Miguel Almeida explicou que a NOS entende a faixa dos 26 GHz como "algo complementar", mas não será "algo para agora". Afinal, os operadores ainda só estão no início do processo de disponibilização do 5G.
Nesse sentido, o 5G ultrarrápido será uma "necessidade mais evidente mais à frente", segundo o gestor. "Mas estamos interessados [nela]", assegurou.
NOS cresce, mas inflação já se faz sentir
O 5G foi um dos focos desta conferência de imprensa, mas não foi o único. Miguel Almeida também comentou a globalidade dos resultados financeiros do último ano. "O resultado líquido cresceu 57% quando comparado com 2020, que é impressionante, mas é preciso ser tomado com uma dose de sal", tendo em conta "um conjunto de efeitos extraordinários" e "negativos" em 2022.
O presidente executivo da NOS salientou também que as receitas "cresceram 4,6%, ainda assim abaixo do crescimento da base de clientes", justificando-se com "o facto de os preços dos serviços de telecomunicações terem caído, em Portugal". Algo que a Anacom tem desmentido reiteradamente.
Miguel Almeida argumentou que o decréscimo dos preços já era "visível" em anos anteriores. "É óbvio que existiu uma queda muito significativa dos preços nos últimos dois anos", disse, certo que "o crescimento das receitas não acompanha totalmente o crescimento de clientes".
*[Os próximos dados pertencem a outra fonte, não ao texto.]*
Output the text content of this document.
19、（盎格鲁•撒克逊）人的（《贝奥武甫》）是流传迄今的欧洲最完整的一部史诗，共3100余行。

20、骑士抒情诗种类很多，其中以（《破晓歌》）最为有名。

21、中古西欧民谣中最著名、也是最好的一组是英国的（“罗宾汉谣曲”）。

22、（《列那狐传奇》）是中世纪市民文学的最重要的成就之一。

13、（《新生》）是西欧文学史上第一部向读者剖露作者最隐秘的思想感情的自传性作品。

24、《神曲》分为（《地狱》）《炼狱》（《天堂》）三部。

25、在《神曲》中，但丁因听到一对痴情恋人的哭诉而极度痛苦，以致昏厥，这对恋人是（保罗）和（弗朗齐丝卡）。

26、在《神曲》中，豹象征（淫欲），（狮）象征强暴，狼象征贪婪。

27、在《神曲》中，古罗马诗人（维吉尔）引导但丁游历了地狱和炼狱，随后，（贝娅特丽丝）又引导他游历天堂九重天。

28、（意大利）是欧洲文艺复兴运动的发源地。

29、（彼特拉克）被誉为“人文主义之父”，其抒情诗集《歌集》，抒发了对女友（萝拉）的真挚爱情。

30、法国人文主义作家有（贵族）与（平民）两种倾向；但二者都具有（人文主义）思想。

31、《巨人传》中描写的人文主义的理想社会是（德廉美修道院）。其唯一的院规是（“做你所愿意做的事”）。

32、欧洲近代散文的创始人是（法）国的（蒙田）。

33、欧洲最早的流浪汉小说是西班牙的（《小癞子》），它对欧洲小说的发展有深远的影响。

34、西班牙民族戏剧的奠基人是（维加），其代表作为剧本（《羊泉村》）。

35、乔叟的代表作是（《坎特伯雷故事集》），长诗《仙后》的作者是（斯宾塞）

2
Só nos serviços móveis da NOS a base de clientes subiu 342 mil, "o crescimento mais significativo desde 2015". Os serviços totais cresceram 3,9% para 10,3 milhões em 2021.
Apesar do crescimento do lucro e das receitas, Miguel Almeida admitiu que "estrutura de custos aumentou" indicando que isso se deveu já a um peso da inflação no negócio. " A inflação é já bem evidente em alguns custos", disse.
O gestor contou que, apesar da empresa ter acordos anteriores à crise dos semicondutores, o que "de alguma forma protege" a telecom, a inflação impacta "de alguma forma nos novos investimentos".